According to The Wall Street Journal (subscription required), "Officials at the Treasury, Federal Reserve and Federal Deposit Insurance Corp., in consultation with the incoming Obama administration, are discussing a plan to create a government bank that would buy up the bad investments and loans that are behind the huge losses that U.S. banks continue to report."
What is still left unspoken in these conversations in what the government, the taxpayers, get in exchange for taking on all this worthless junk. The piles of toxic assets may continue to lose value. What is the compensation for that?

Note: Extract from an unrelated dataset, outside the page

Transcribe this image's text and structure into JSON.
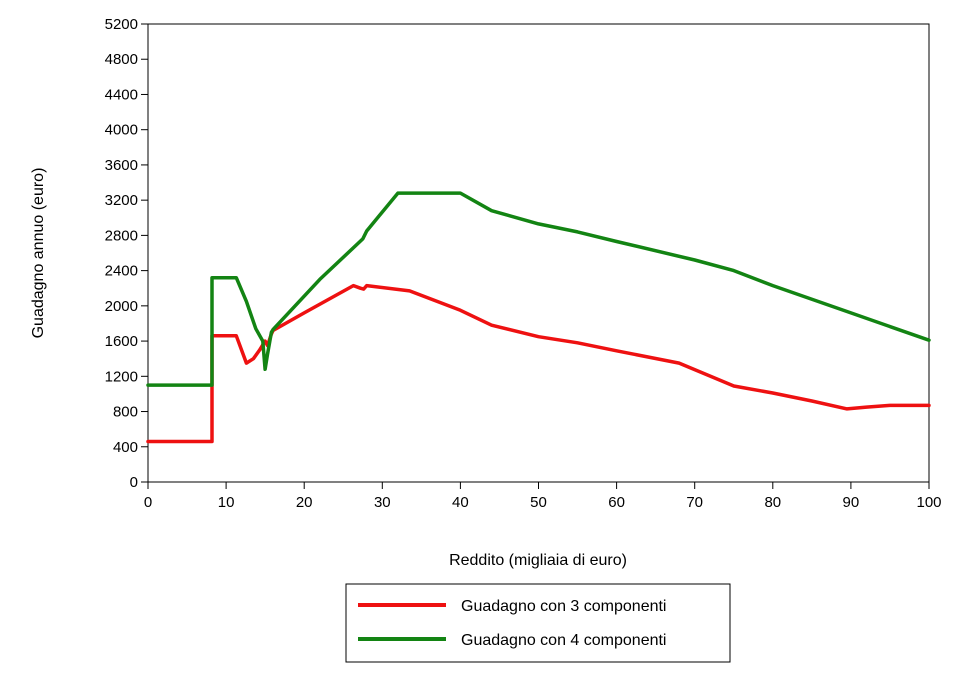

The answer is, almost inevitably, the the government owns more of the banking system either through having equity or senior debt from major financial firms. That brings the conversation around to the fact that, at some level, the U.S. financial system is being nationalized.
Douglas A. McIntyre is an editor at 247walls.com.











Reader Comments (Page 1 of 1)
1-17-2009 @ 10:38AM
Mary said...
One world one money for all nations it is a coming....
1-17-2009 @ 12:35PM
Ann said...
But doen't the people own the government? that means tax payers are not in so much debt after all. Furthermore, the government can modify people's mortgages if they want; to help the economy, asap!!!!
1-17-2009 @ 2:15PM
Richard Sifton said...
If the banks, at least the largest ones, do
end up nationalized, it will be because of
the private sector's total failure to run the system properly. Nationalization is
not a choice but a necessity. Attempts to
give the existing power structure another
chance are doomed to failure. A quick
review of Dick Fuld's behavior should be
enough to prove the point.
1-18-2009 @ 8:51AM
Lawrence Phoenix said...
WOW. THANKS FOR THE NEWSFLASH DOUG...RANKS RIGHT UP THERE WITH YOUR "SUN RISES IN EAST, SETS IN THE WEST " EXPOSE WHICH BLEW THE LID OFF THE ASTRONOMY INDUSTRY..
1-19-2009 @ 9:01AM
Matt Miller said...
Common stock holders will not lose their value/money. A bad bank will be done, and what the public gets for their investment is protection against the collaspe of our entire financial system. In the end, the Feds will take 50-60% of the shares and "sell them back" to the banks once viable. Got a 5 year outlook? ... buy C, BAC, UYG.